I said in yesterday’s blog post that I was waiting to hear how the consultation meeting (on Charter documentation) at the Institute of Actuaries in London went yesterday. I have kept quiet for several weeks about this in the hope that the leadership would respond to points previously made, but the consultation period ends tomorrow, so if I am to comment at all, now is the time.
Although I hear that yesterday’s meeting was well conducted, what I heard about it (including that it wasn’t very well attended [only about 20 members], that those joint Council members present didn’t offer a lot of detail as to what problem the proposed new Charter was meant to solve) has I’m afraid confirmed my impression that, so far, the process has not been handled very well. Why do I say this?
1. Given that the CAP merger vote was defeated in July, putting the new Charter proposed for that merger forward once again for consultation seems to be putting the cart before the horse.
2. The justification given for the current consultation exercise seems to be given in Paragraph 13 of the Consultation Document, which states “For some years the Councils have thought that the governing documents of the two bodies were cumbersome and not easily understood. They had been frustrated at times by the differences in
structure between the two bodies and had found that change was not always easy.” However, no evidence was provided to back up these assertions and despite David Wilkie posting on 30 October 2009 (on the official forum [member login required]) the question “The first question that should be considered, and Councils need to answer, is what exactly is wrong, if anything, with the present Charters, Byelaws and Rules” there has been no official response some three weeks later. Why not?

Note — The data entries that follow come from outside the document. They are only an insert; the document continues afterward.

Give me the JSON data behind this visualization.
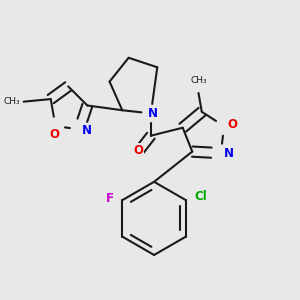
{
  "background_color": "#e8e8e8",
  "bond_color": "#1a1a1a",
  "bond_width": 1.5,
  "atom_colors": {
    "N": "#0000ee",
    "O": "#ee0000",
    "F": "#cc00cc",
    "Cl": "#00aa00",
    "C": "#1a1a1a"
  },
  "font_size_atom": 8.5,
  "figsize": [
    3.0,
    3.0
  ],
  "dpi": 100
}
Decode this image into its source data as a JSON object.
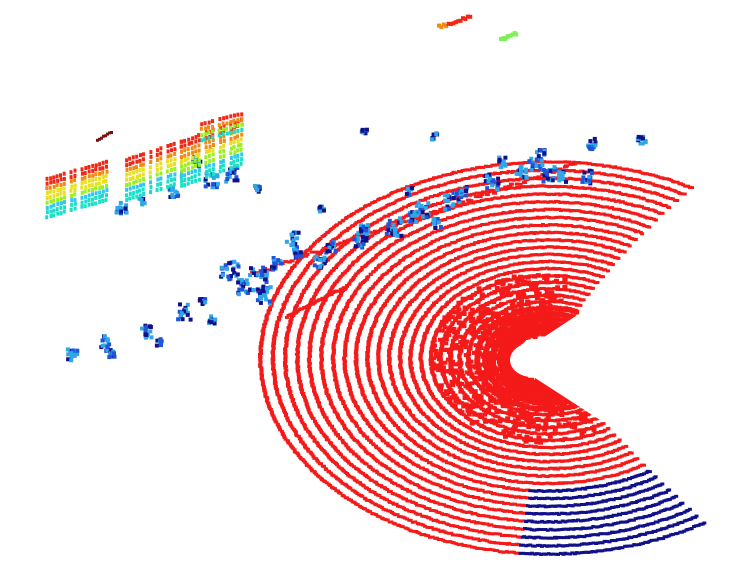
{
  "scene": {
    "kind": "lidar-point-cloud",
    "colormap": "jet",
    "background": "#ffffff",
    "colors": {
      "ground": "#f41a1a",
      "ground_far": "#10108a",
      "low_object": "#1f55d8",
      "mid_object": "#2fa6e8",
      "building_low": "#18e0c8",
      "building_mid": "#9cf020",
      "building_high": "#f08a10",
      "building_top": "#f02818",
      "green_patch": "#7ef05a"
    }
  }
}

3. I understand that at the Institute meeting yesterday, those Council members present, when the same question was put to them, could only give a single practical example, which was that the two current Charters (of the Institute and Faculty) were inconsistent in that Honorary Fellows of the Faculty were entitled to vote, but Honorary Fellows of the Institute were not. It would be a simple matter to bring the situation into line.
4. As mentioned in my blog post of yesterday (and previously here and on the official forum), no response has yet been provided to the detailed criticisms David Wilkie made of the proposed CAP Charter in June. It does not seem right for Councils to invite detailed comments on the same Charter document in October and November 2009 when they have ignored comments about it made in June. Are those of us who had concerns about the proposed charter supposed to repeat similar comments in the current consultation, and if so, how is this supposed to give us confidence that comments previously ignored will be taken into account this time? How is asking us to make comments again supposed to give the members and the public confidence that we are an efficient professional organisation?

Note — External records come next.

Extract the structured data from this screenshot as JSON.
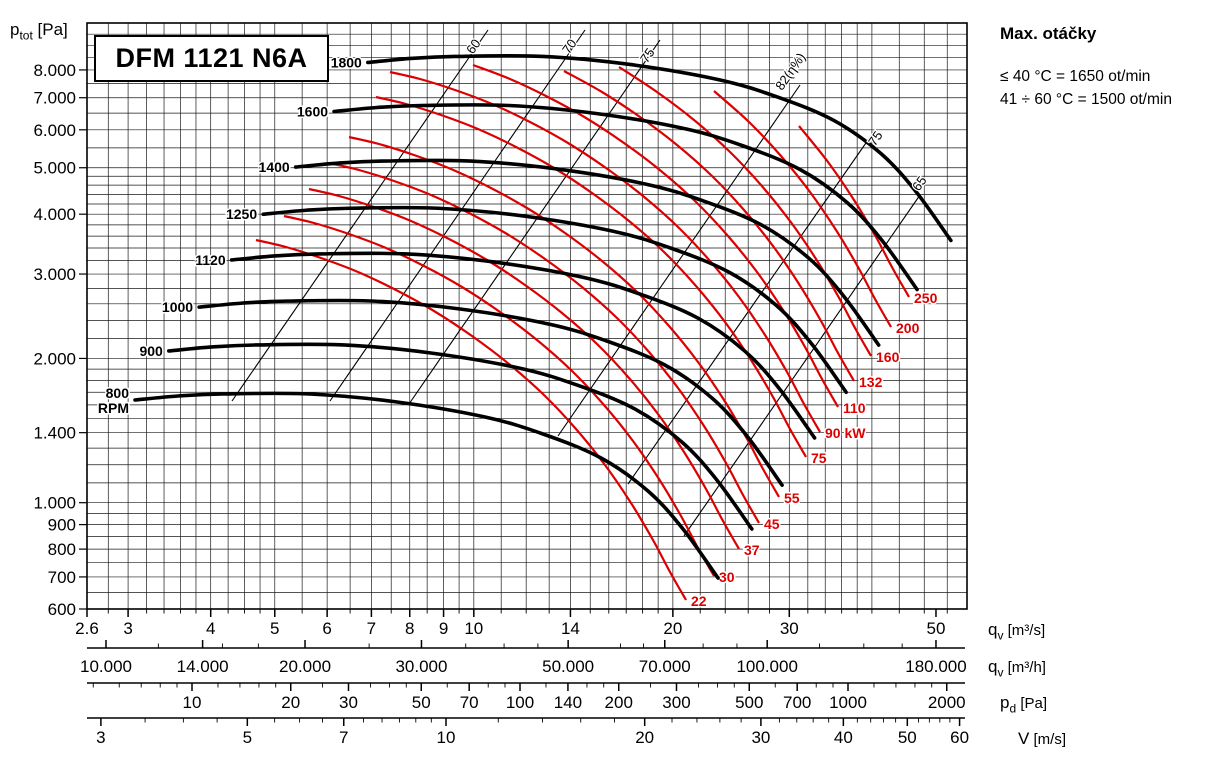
{
  "title": "DFM 1121 N6A",
  "ptot_label": {
    "main": "p",
    "sub": "tot",
    "rest": " [Pa]"
  },
  "max_speed": {
    "title": "Max. otáčky",
    "line1": "≤ 40 °C = 1650 ot/min",
    "line2": "41 ÷ 60 °C = 1500 ot/min"
  },
  "axis_units": [
    {
      "main": "q",
      "sub": "v",
      "rest": " [m³/s]"
    },
    {
      "main": "q",
      "sub": "v",
      "rest": " [m³/h]"
    },
    {
      "main": "p",
      "sub": "d",
      "rest": " [Pa]"
    },
    {
      "main": "V",
      "sub": "",
      "rest": " [m/s]"
    }
  ],
  "chart_data": {
    "type": "line",
    "title": "DFM 1121 N6A fan performance curves",
    "x_axis": {
      "label": "qv [m3/s]",
      "scale": "log",
      "range": [
        2.6,
        55
      ],
      "tick_labels": [
        "2.6",
        "3",
        "4",
        "5",
        "6",
        "7",
        "8",
        "9",
        "10",
        "14",
        "20",
        "30",
        "50"
      ]
    },
    "y_axis": {
      "label": "ptot [Pa]",
      "scale": "log",
      "range": [
        600,
        10000
      ],
      "tick_labels": [
        "8.000",
        "7.000",
        "6.000",
        "5.000",
        "4.000",
        "3.000",
        "2.000",
        "1.400",
        "1.000",
        "900",
        "800",
        "700",
        "600"
      ],
      "tick_values": [
        8000,
        7000,
        6000,
        5000,
        4000,
        3000,
        2000,
        1400,
        1000,
        900,
        800,
        700,
        600
      ]
    },
    "rpm_curves": [
      {
        "rpm": 800,
        "label": "800",
        "label2": "RPM",
        "q_start": 3.06,
        "p_start": 1640,
        "q_end": 23.3,
        "p_end": 700
      },
      {
        "rpm": 900,
        "label": "900",
        "q_start": 3.44,
        "p_start": 2070,
        "q_end": 26.2,
        "p_end": 880
      },
      {
        "rpm": 1000,
        "label": "1000",
        "q_start": 3.83,
        "p_start": 2560,
        "q_end": 29.1,
        "p_end": 1090
      },
      {
        "rpm": 1120,
        "label": "1120",
        "q_start": 4.28,
        "p_start": 3210,
        "q_end": 32.6,
        "p_end": 1370
      },
      {
        "rpm": 1250,
        "label": "1250",
        "q_start": 4.78,
        "p_start": 3990,
        "q_end": 36.4,
        "p_end": 1700
      },
      {
        "rpm": 1400,
        "label": "1400",
        "q_start": 5.36,
        "p_start": 5010,
        "q_end": 40.8,
        "p_end": 2130
      },
      {
        "rpm": 1600,
        "label": "1600",
        "q_start": 6.12,
        "p_start": 6540,
        "q_end": 46.6,
        "p_end": 2790
      },
      {
        "rpm": 1800,
        "label": "1800",
        "q_start": 6.89,
        "p_start": 8280,
        "q_end": 52.4,
        "p_end": 3530
      }
    ],
    "power_curves_kW": [
      {
        "kw": 22,
        "label": "22"
      },
      {
        "kw": 30,
        "label": "30"
      },
      {
        "kw": 37,
        "label": "37"
      },
      {
        "kw": 45,
        "label": "45"
      },
      {
        "kw": 55,
        "label": "55"
      },
      {
        "kw": 75,
        "label": "75"
      },
      {
        "kw": 90,
        "label": "90 kW"
      },
      {
        "kw": 110,
        "label": "110"
      },
      {
        "kw": 132,
        "label": "132"
      },
      {
        "kw": 160,
        "label": "160"
      },
      {
        "kw": 200,
        "label": "200"
      },
      {
        "kw": 250,
        "label": "250"
      }
    ],
    "efficiency_lines": [
      {
        "label": "60",
        "side": "left"
      },
      {
        "label": "70",
        "side": "left"
      },
      {
        "label": "75",
        "side": "left"
      },
      {
        "label": "82(η%)",
        "side": "left"
      },
      {
        "label": "75",
        "side": "right"
      },
      {
        "label": "65",
        "side": "right"
      }
    ],
    "legend_position": "none",
    "grid": true,
    "colors": {
      "rpm_curve": "#000000",
      "power_curve": "#dd0000",
      "grid": "#1a1a1a"
    }
  },
  "axis_rows": [
    {
      "name": "qv_m3s",
      "ticks": [
        {
          "label": "2.6",
          "v": 2.6
        },
        {
          "label": "3",
          "v": 3
        },
        {
          "label": "4",
          "v": 4
        },
        {
          "label": "5",
          "v": 5
        },
        {
          "label": "6",
          "v": 6
        },
        {
          "label": "7",
          "v": 7
        },
        {
          "label": "8",
          "v": 8
        },
        {
          "label": "9",
          "v": 9
        },
        {
          "label": "10",
          "v": 10
        },
        {
          "label": "14",
          "v": 14
        },
        {
          "label": "20",
          "v": 20
        },
        {
          "label": "30",
          "v": 30
        },
        {
          "label": "50",
          "v": 50
        }
      ]
    },
    {
      "name": "qv_m3h",
      "ticks": [
        {
          "label": "10.000",
          "v": 10000
        },
        {
          "label": "14.000",
          "v": 14000
        },
        {
          "label": "20.000",
          "v": 20000
        },
        {
          "label": "30.000",
          "v": 30000
        },
        {
          "label": "50.000",
          "v": 50000
        },
        {
          "label": "70.000",
          "v": 70000
        },
        {
          "label": "100.000",
          "v": 100000
        },
        {
          "label": "180.000",
          "v": 180000
        }
      ]
    },
    {
      "name": "pd_Pa",
      "ticks": [
        {
          "label": "10",
          "v": 10
        },
        {
          "label": "20",
          "v": 20
        },
        {
          "label": "30",
          "v": 30
        },
        {
          "label": "50",
          "v": 50
        },
        {
          "label": "70",
          "v": 70
        },
        {
          "label": "100",
          "v": 100
        },
        {
          "label": "140",
          "v": 140
        },
        {
          "label": "200",
          "v": 200
        },
        {
          "label": "300",
          "v": 300
        },
        {
          "label": "500",
          "v": 500
        },
        {
          "label": "700",
          "v": 700
        },
        {
          "label": "1000",
          "v": 1000
        },
        {
          "label": "2000",
          "v": 2000
        }
      ]
    },
    {
      "name": "V_ms",
      "ticks": [
        {
          "label": "3",
          "v": 3
        },
        {
          "label": "5",
          "v": 5
        },
        {
          "label": "7",
          "v": 7
        },
        {
          "label": "10",
          "v": 10
        },
        {
          "label": "20",
          "v": 20
        },
        {
          "label": "30",
          "v": 30
        },
        {
          "label": "40",
          "v": 40
        },
        {
          "label": "50",
          "v": 50
        },
        {
          "label": "60",
          "v": 60
        }
      ]
    }
  ]
}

5. We claim to be an evidence based profession, and I agree that that is what we should be. Where is the evidence from minutes of either Council that the existing Charters are cumbersome? On the contrary, both have been successfully revised several times over recent decades, and in particular, the Faculty’s governance is particularly easy to alter because the Charter is very brief and most of the substance is in the Rules & Byelaws, which do not require Privy Council approval to change.
6. In contrast to what Councils have done, I will point out here examples of some actual problems with the current Charters (credit to David Wilkie for pointing out this to me and other members during the debate about the merger), however none of these is significant to warrant a change to a brand new document:
- for the Institute, at present there is no time limit specified within which Council must arrange for a Special General Meeting to be held once it has been requisitioned by members. This was a major reason why opponents of the CAP merger requisitioned a Faculty SGM, but not an Institute one, in June of this year (because there was no guarantee that Institute Council would hold such an SGM in time to influence the merger vote on 23 July).
- for the Faculty, nominations for new Council members include, in addition to member nominated candidates, a “slate” of candidates proposed by the Council, which smacks of Soviet style governance rather than a more democratic system where candidates are nominated purely by members. However, perhaps Faculty members are currently content with this system (does Faculty Council know whether they are or not?), and this is for Faculty members to decide, and not me as an Institute member – I merely point this out as Councils are asking for comments on governance.
- also for the Faculty, there has recently been some debate as to the exact meaning of Rule 20, as to whether Councils’ duty to “call” an SGM within 28 days of receiving a valid requisition means that Council must arrange for an SGM to be held within 28 days of receipt of the requisition or not (with Council arguing that “calling” a meeting does not mean that the meeting must actually be held within 28 days): the wording of this Rule could easily be clarified.
7. I am not surprised that yesterday’s meeting was poorly attended: many members are weary of the whole continued merger process and hardly likely to engage actively if (as the evidence shows continues to be the case) criticisms on the forums are met with silence rather than rational opposing argument. I am again posting this outside the official forum (although with a link to this article from that forum), here on my blog, and on the Actuarial Outpost, because so few members read the official forum (the most popular post has received 259 views during the 10 weeks since its posting on 11 Sep 2009, or an average of only 4 page views per day, from a forum which has over 18,000 members).
In conclusion, I hope that the outcome of the current consultation is better than the way that the process has been handled so far.